Cisplatin is a chemotherapeutic agent complicated by its dose-limiting nephrotoxicity. This commonly presents as acute kidney injury (AKI), which is characterized by a reversible decline in kidney function. AKI is currently diagnosed by increased serum creatinine (SCr) levels, but this rise in SCr is delayed limiting diagnosis to when significant renal damage has already occurred. Currently, there are no known biomarkers capable of predicting or diagnosing early-stage cisplatin-induced AKI. Metabolomics was used to identify novel predictive/early diagnostic biomarkers for cisplatin-induced AKI. We hypothesized that differences in metabolic profiles will be able to predict and/or diagnose cisplatin-induced AKI prior to rise in serum creatinine.

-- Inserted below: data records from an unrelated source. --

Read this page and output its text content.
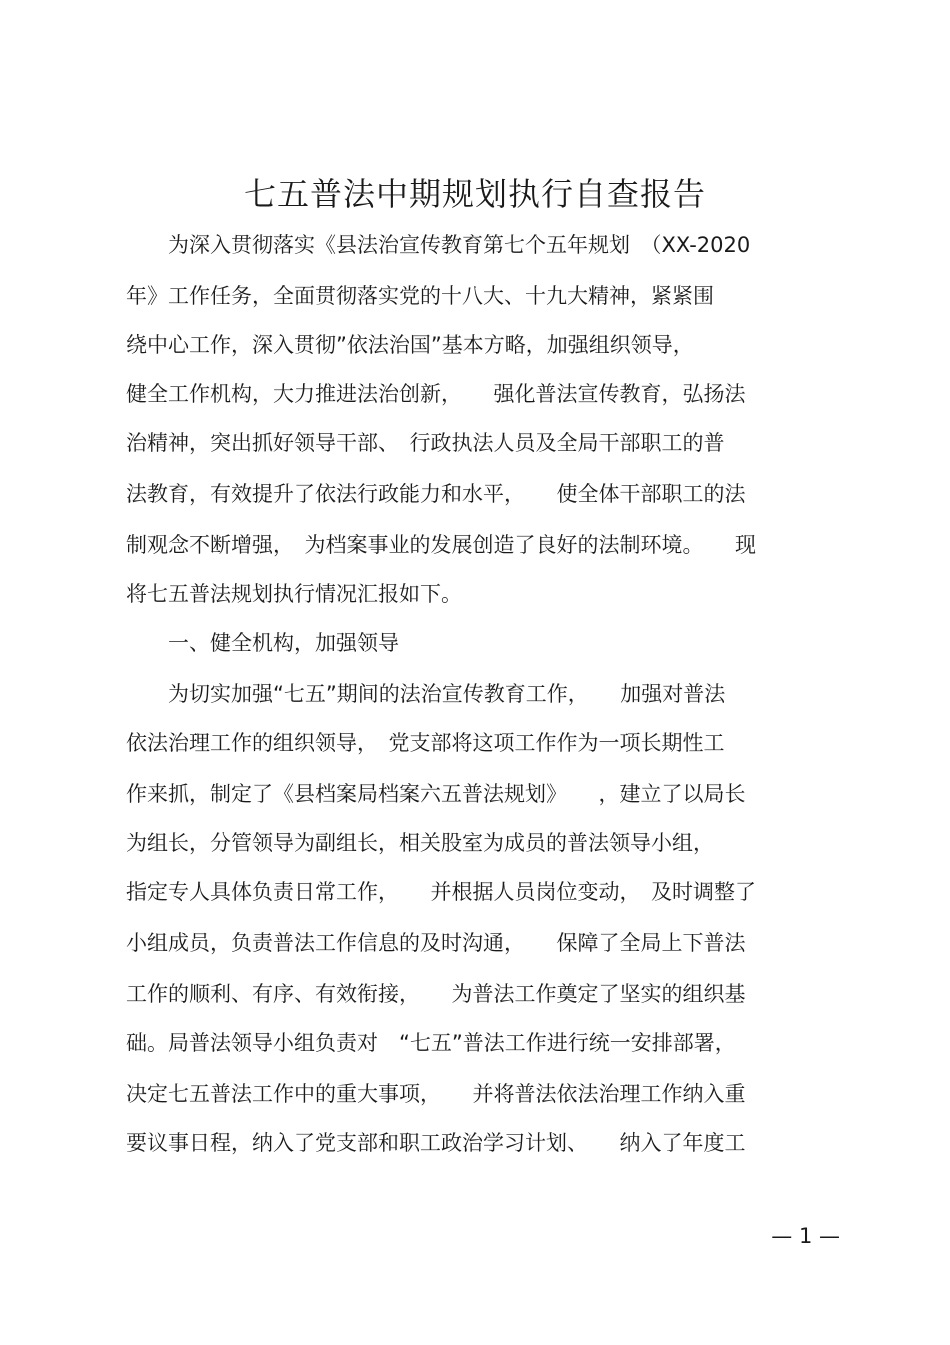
七五普法中期规划执行自查报告

　　为深入贯彻落实《县法治宣传教育第七个五年规划　（XX-2020

年》工作任务，全面贯彻落实党的十八大、十九大精神，紧紧围

绕中心工作，深入贯彻”依法治国”基本方略，加强组织领导，

健全工作机构，大力推进法治创新，　　强化普法宣传教育，弘扬法

治精神，突出抓好领导干部、　行政执法人员及全局干部职工的普

法教育，有效提升了依法行政能力和水平，　　使全体干部职工的法

制观念不断增强，　为档案事业的发展创造了良好的法制环境。　　现

将七五普法规划执行情况汇报如下。

　　一、健全机构，加强领导

　　为切实加强“七五”期间的法治宣传教育工作，　　加强对普法

依法治理工作的组织领导，　党支部将这项工作作为一项长期性工

作来抓，制定了《县档案局档案六五普法规划》　　，建立了以局长

为组长，分管领导为副组长，相关股室为成员的普法领导小组，

指定专人具体负责日常工作，　　并根据人员岗位变动，　及时调整了

小组成员，负责普法工作信息的及时沟通，　　保障了全局上下普法

工作的顺利、有序、有效衔接，　　为普法工作奠定了坚实的组织基

础。局普法领导小组负责对　“七五”普法工作进行统一安排部署，

决定七五普法工作中的重大事项，　　并将普法依法治理工作纳入重

要议事日程，纳入了党支部和职工政治学习计划、　　纳入了年度工

— 1 —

Plasma and urine samples from adult patients were collected at three timepoints of cisplatin therapy: pre-treatment, 24-48h, and 5-14 days post-treatment. Ultra-performance liquid chromatography mass spectrometry was used to measure metabolite abundance. Derivatization assays using molecular tags increased metabolites captured during analysis. Principal component analysis (PCA) was used to visualize metabolic differences between AKI vs. no-AKI groups at each timepoint. S-plots generated from orthogonal partial least squares discriminant analysis (OPLS-DA) identified metabolites responsible for distinguishing groups. Identified metabolites were assessed for relative intensities across therapy timepoints, followed by statistical analysis using GraphPad Prism software.

My project aimed to contribute a panel of biomarkers which will help aid in the earlier clinical diagnosis of cisplatin-induced AKI, ensuring better monitoring of AKI progression, interventions to minimize further renal complications, and facilitate better understanding of drug nephrotoxicity.